ANN and NSGA-II were used to predict the optimised metastructure configuration. It is found that the star-shaped auxetic cell can absorb the most crushing energy while having the least amount of mass, which results in the highest SEA. When subjected to a uniformly dispersed load, the cell structure has auxetic characteristics due to the crushing trend where the centre of the cell laterally shrinks in the transversal direction, as shown in Figure 22.

The optimal cell (Figure 12) has the following dimensions: 10.2 mm inner spacing, 2.9 mm thickness, and consists of 1 stack. With 0.049 kg of mass and 2772.38 J of absorbed energy, the optimal cell has a SEA value of 56,596.28 J/kg or 5577% higher than the baseline model, according to the numerical simulation results.

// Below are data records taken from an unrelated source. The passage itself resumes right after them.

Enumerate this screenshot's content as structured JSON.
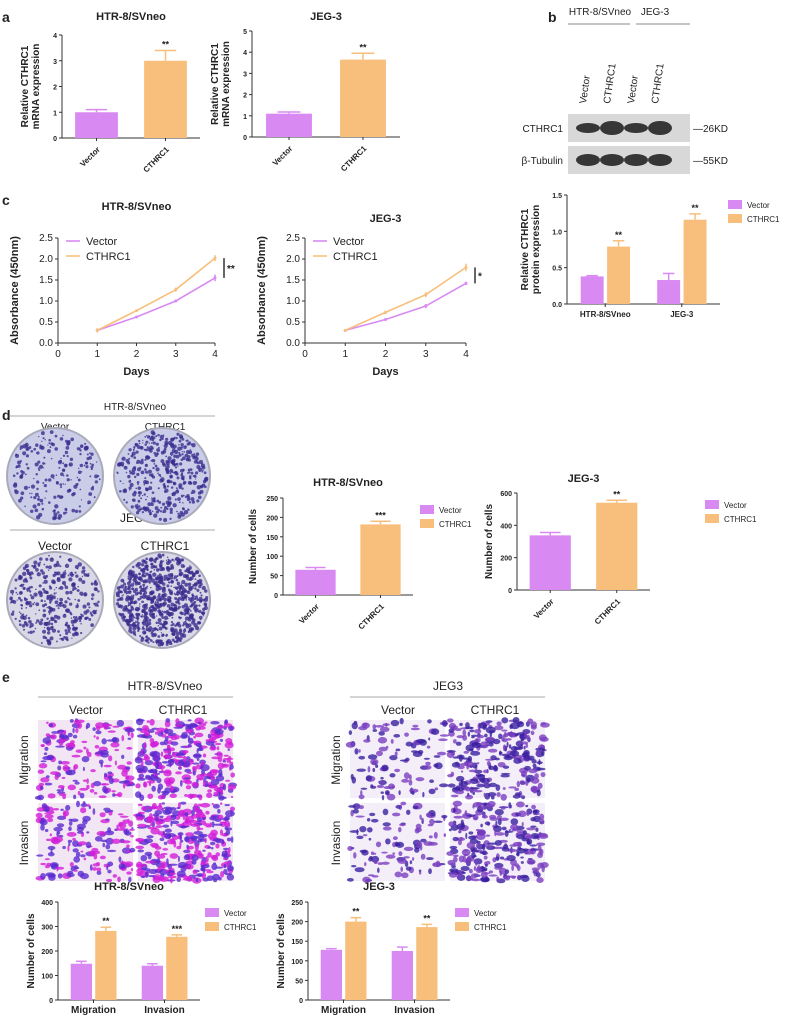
{
  "panel_labels": {
    "a": "a",
    "b": "b",
    "c": "c",
    "d": "d",
    "e": "e"
  },
  "colors": {
    "vector": "#d98af2",
    "cthrc1": "#f8bf7c",
    "axis": "#333333"
  },
  "blot": {
    "groups": [
      "HTR-8/SVneo",
      "JEG-3"
    ],
    "lanes": [
      "Vector",
      "CTHRC1",
      "Vector",
      "CTHRC1"
    ],
    "rows": [
      "CTHRC1",
      "β-Tubulin"
    ],
    "markers": [
      "—26KD",
      "—55KD"
    ]
  },
  "colony": {
    "top_title": "HTR-8/SVneo",
    "bottom_title": "JEG3",
    "columns": [
      "Vector",
      "CTHRC1"
    ]
  },
  "transwell": {
    "left_title": "HTR-8/SVneo",
    "right_title": "JEG3",
    "columns": [
      "Vector",
      "CTHRC1"
    ],
    "rows": [
      "Migration",
      "Invasion"
    ]
  },
  "chart_data": [
    {
      "type": "bar",
      "title": "HTR-8/SVneo",
      "ylabel": [
        "Relative CTHRC1",
        "mRNA expression"
      ],
      "categories": [
        "Vector",
        "CTHRC1"
      ],
      "series": [
        {
          "name": "mean",
          "values": [
            1.0,
            3.0
          ],
          "errors": [
            0.1,
            0.4
          ]
        }
      ],
      "bar_colors": [
        "#d98af2",
        "#f8bf7c"
      ],
      "significance": [
        "",
        "**"
      ],
      "ylim": [
        0,
        4
      ],
      "yticks": [
        "0",
        "1",
        "2",
        "3",
        "4"
      ]
    },
    {
      "type": "bar",
      "title": "JEG-3",
      "ylabel": [
        "Relative CTHRC1",
        "mRNA expression"
      ],
      "categories": [
        "Vector",
        "CTHRC1"
      ],
      "series": [
        {
          "name": "mean",
          "values": [
            1.1,
            3.65
          ],
          "errors": [
            0.08,
            0.3
          ]
        }
      ],
      "bar_colors": [
        "#d98af2",
        "#f8bf7c"
      ],
      "significance": [
        "",
        "**"
      ],
      "ylim": [
        0,
        5
      ],
      "yticks": [
        "0",
        "1",
        "2",
        "3",
        "4",
        "5"
      ]
    },
    {
      "type": "line",
      "title": "HTR-8/SVneo",
      "xlabel": "Days",
      "ylabel": [
        "Absorbance (450nm)"
      ],
      "x": [
        1,
        2,
        3,
        4
      ],
      "xlim": [
        0,
        4
      ],
      "xticks": [
        "0",
        "1",
        "2",
        "3",
        "4"
      ],
      "ylim": [
        0,
        2.5
      ],
      "yticks": [
        "0.0",
        "0.5",
        "1.0",
        "1.5",
        "2.0",
        "2.5"
      ],
      "series": [
        {
          "name": "Vector",
          "values": [
            0.3,
            0.62,
            1.0,
            1.55
          ],
          "errors": [
            0.05,
            0.03,
            0.03,
            0.08
          ],
          "color": "#d98af2"
        },
        {
          "name": "CTHRC1",
          "values": [
            0.3,
            0.77,
            1.27,
            2.02
          ],
          "errors": [
            0.05,
            0.03,
            0.05,
            0.07
          ],
          "color": "#f8bf7c"
        }
      ],
      "significance": "**"
    },
    {
      "type": "line",
      "title": "JEG-3",
      "xlabel": "Days",
      "ylabel": [
        "Absorbance (450nm)"
      ],
      "x": [
        1,
        2,
        3,
        4
      ],
      "xlim": [
        0,
        4
      ],
      "xticks": [
        "0",
        "1",
        "2",
        "3",
        "4"
      ],
      "ylim": [
        0,
        2.5
      ],
      "yticks": [
        "0.0",
        "0.5",
        "1.0",
        "1.5",
        "2.0",
        "2.5"
      ],
      "series": [
        {
          "name": "Vector",
          "values": [
            0.3,
            0.56,
            0.88,
            1.42
          ],
          "errors": [
            0.03,
            0.03,
            0.05,
            0.04
          ],
          "color": "#d98af2"
        },
        {
          "name": "CTHRC1",
          "values": [
            0.3,
            0.73,
            1.15,
            1.8
          ],
          "errors": [
            0.03,
            0.04,
            0.06,
            0.09
          ],
          "color": "#f8bf7c"
        }
      ],
      "significance": "*"
    },
    {
      "type": "bar",
      "title": "",
      "ylabel": [
        "Relative CTHRC1",
        "protein expression"
      ],
      "categories": [
        "HTR-8/SVneo",
        "JEG-3"
      ],
      "series": [
        {
          "name": "Vector",
          "values": [
            0.38,
            0.33
          ],
          "errors": [
            0.01,
            0.09
          ],
          "color": "#d98af2"
        },
        {
          "name": "CTHRC1",
          "values": [
            0.79,
            1.16
          ],
          "errors": [
            0.08,
            0.08
          ],
          "color": "#f8bf7c"
        }
      ],
      "significance": [
        "**",
        "**"
      ],
      "legend": [
        "Vector",
        "CTHRC1"
      ],
      "ylim": [
        0,
        1.5
      ],
      "yticks": [
        "0.0",
        "0.5",
        "1.0",
        "1.5"
      ]
    },
    {
      "type": "bar",
      "title": "HTR-8/SVneo",
      "ylabel": [
        "Number of cells"
      ],
      "categories": [
        "Vector",
        "CTHRC1"
      ],
      "series": [
        {
          "name": "mean",
          "values": [
            65,
            182
          ],
          "errors": [
            6,
            8
          ]
        }
      ],
      "bar_colors": [
        "#d98af2",
        "#f8bf7c"
      ],
      "significance": [
        "",
        "***"
      ],
      "legend": [
        "Vector",
        "CTHRC1"
      ],
      "ylim": [
        0,
        250
      ],
      "yticks": [
        "0",
        "50",
        "100",
        "150",
        "200",
        "250"
      ]
    },
    {
      "type": "bar",
      "title": "JEG-3",
      "ylabel": [
        "Number of cells"
      ],
      "categories": [
        "Vector",
        "CTHRC1"
      ],
      "series": [
        {
          "name": "mean",
          "values": [
            338,
            540
          ],
          "errors": [
            18,
            15
          ]
        }
      ],
      "bar_colors": [
        "#d98af2",
        "#f8bf7c"
      ],
      "significance": [
        "",
        "**"
      ],
      "legend": [
        "Vector",
        "CTHRC1"
      ],
      "ylim": [
        0,
        600
      ],
      "yticks": [
        "0",
        "200",
        "400",
        "600"
      ]
    },
    {
      "type": "bar",
      "title": "HTR-8/SVneo",
      "ylabel": [
        "Number of cells"
      ],
      "categories": [
        "Migration",
        "Invasion"
      ],
      "series": [
        {
          "name": "Vector",
          "values": [
            148,
            140
          ],
          "errors": [
            10,
            8
          ],
          "color": "#d98af2"
        },
        {
          "name": "CTHRC1",
          "values": [
            282,
            258
          ],
          "errors": [
            15,
            8
          ],
          "color": "#f8bf7c"
        }
      ],
      "significance": [
        "**",
        "***"
      ],
      "legend": [
        "Vector",
        "CTHRC1"
      ],
      "ylim": [
        0,
        400
      ],
      "yticks": [
        "0",
        "100",
        "200",
        "300",
        "400"
      ]
    },
    {
      "type": "bar",
      "title": "JEG-3",
      "ylabel": [
        "Number of cells"
      ],
      "categories": [
        "Migration",
        "Invasion"
      ],
      "series": [
        {
          "name": "Vector",
          "values": [
            128,
            125
          ],
          "errors": [
            3,
            10
          ],
          "color": "#d98af2"
        },
        {
          "name": "CTHRC1",
          "values": [
            200,
            186
          ],
          "errors": [
            10,
            7
          ],
          "color": "#f8bf7c"
        }
      ],
      "significance": [
        "**",
        "**"
      ],
      "legend": [
        "Vector",
        "CTHRC1"
      ],
      "ylim": [
        0,
        250
      ],
      "yticks": [
        "0",
        "50",
        "100",
        "150",
        "200",
        "250"
      ]
    }
  ]
}
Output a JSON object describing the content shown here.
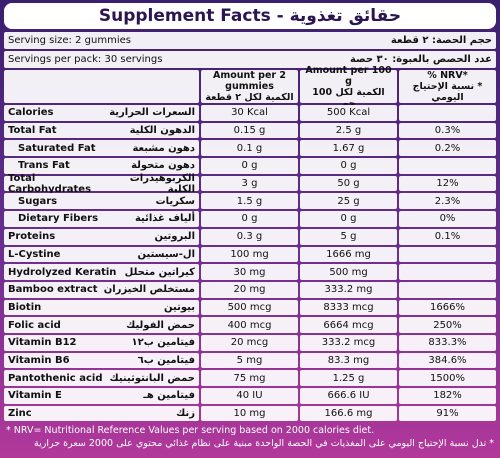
{
  "header": {
    "title": "Supplement Facts - حقائق تغذوية"
  },
  "serving_size": {
    "en": "Serving size: 2 gummies",
    "ar": "حجم الحصة: ٢ قطعة"
  },
  "servings_per_pack": {
    "en": "Servings per pack: 30 servings",
    "ar": "عدد الحصص بالعبوة: ٣٠ حصة"
  },
  "columns": [
    {
      "en": "Amount per 2 gummies",
      "ar": "الكمية لكل ٢ قطعة"
    },
    {
      "en": "Amount per 100 g",
      "ar": "الكمية لكل 100 جم"
    },
    {
      "en": "% NRV*",
      "ar": "* نسبة الإحتياج اليومي"
    }
  ],
  "rows": [
    {
      "en": "Calories",
      "ar": "السعرات الحرارية",
      "per_serving": "30 Kcal",
      "per_100g": "500 Kcal",
      "nrv": null
    },
    {
      "en": "Total Fat",
      "ar": "الدهون الكلية",
      "per_serving": "0.15 g",
      "per_100g": "2.5 g",
      "nrv": "0.3%"
    },
    {
      "en": "Saturated Fat",
      "ar": "دهون مشبعة",
      "per_serving": "0.1 g",
      "per_100g": "1.67 g",
      "nrv": "0.2%"
    },
    {
      "en": "Trans Fat",
      "ar": "دهون متحولة",
      "per_serving": "0 g",
      "per_100g": "0 g",
      "nrv": null
    },
    {
      "en": "Total Carbohydrates",
      "ar": "الكربوهيدرات الكلية",
      "per_serving": "3 g",
      "per_100g": "50 g",
      "nrv": "12%"
    },
    {
      "en": "Sugars",
      "ar": "سكريات",
      "per_serving": "1.5 g",
      "per_100g": "25 g",
      "nrv": "2.3%"
    },
    {
      "en": "Dietary Fibers",
      "ar": "ألياف غذائية",
      "per_serving": "0 g",
      "per_100g": "0 g",
      "nrv": "0%"
    },
    {
      "en": "Proteins",
      "ar": "البروتين",
      "per_serving": "0.3 g",
      "per_100g": "5 g",
      "nrv": "0.1%"
    },
    {
      "en": "L-Cystine",
      "ar": "ال-سيستين",
      "per_serving": "100 mg",
      "per_100g": "1666 mg",
      "nrv": null
    },
    {
      "en": "Hydrolyzed Keratin",
      "ar": "كيراتين متحلل",
      "per_serving": "30 mg",
      "per_100g": "500 mg",
      "nrv": null
    },
    {
      "en": "Bamboo extract",
      "ar": "مستخلص الخيزران",
      "per_serving": "20 mg",
      "per_100g": "333.2 mg",
      "nrv": null
    },
    {
      "en": "Biotin",
      "ar": "بيوتين",
      "per_serving": "500 mcg",
      "per_100g": "8333 mcg",
      "nrv": "1666%"
    },
    {
      "en": "Folic acid",
      "ar": "حمض الفوليك",
      "per_serving": "400 mcg",
      "per_100g": "6664 mcg",
      "nrv": "250%"
    },
    {
      "en": "Vitamin B12",
      "ar": "فيتامين ب١٢",
      "per_serving": "20 mcg",
      "per_100g": "333.2 mcg",
      "nrv": "833.3%"
    },
    {
      "en": "Vitamin B6",
      "ar": "فيتامين ب٦",
      "per_serving": "5 mg",
      "per_100g": "83.3 mg",
      "nrv": "384.6%"
    },
    {
      "en": "Pantothenic acid",
      "ar": "حمض البانتوثينيك",
      "per_serving": "75 mg",
      "per_100g": "1.25 g",
      "nrv": "1500%"
    },
    {
      "en": "Vitamin E",
      "ar": "فيتامين هـ",
      "per_serving": "40 IU",
      "per_100g": "666.6 IU",
      "nrv": "182%"
    },
    {
      "en": "Zinc",
      "ar": "زنك",
      "per_serving": "10 mg",
      "per_100g": "166.6 mg",
      "nrv": "91%"
    }
  ],
  "footer": {
    "en": "* NRV= Nutritional Reference Values per serving based on 2000 calories diet.",
    "ar": "* تدل نسبة الإحتياج اليومي على المغذيات في الحصة الواحدة مبنية على نظام غذائي محتوي على 2000 سعرة حرارية"
  }
}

Furthermore, the best cell configuration is the second arrangement, based on the whole battery system simulation results and comparison analysis, (Figure 17), in which the optimised cell is arranged in $6\times 4\times 1$ cells for a total dimension of $165.4\times 111.2\times 30$ mm. This dimension formed a 95,695.6 $\mathrm{m}{\mathrm{m}}^3$ volume with 0.258 kg of mass. With this arrangement, the battery’s maximum deformation is 7.33 mm, significantly less than the deformation required for prismatic battery failure (10.423 mm).

Future research is suggested to improve this work by extending the data training process, investigating different machine learning methods, and also validating other shape-type options. The data training process can be developed by considering new geometrical shapes and additional materials such as composites, simulating additional impactor conditions, and other loading scenarios with manufacturing aspects in the simulation. Another optimisation method to be explored can conclude single-objective genetic algorithms that are Pareto-dominance-based.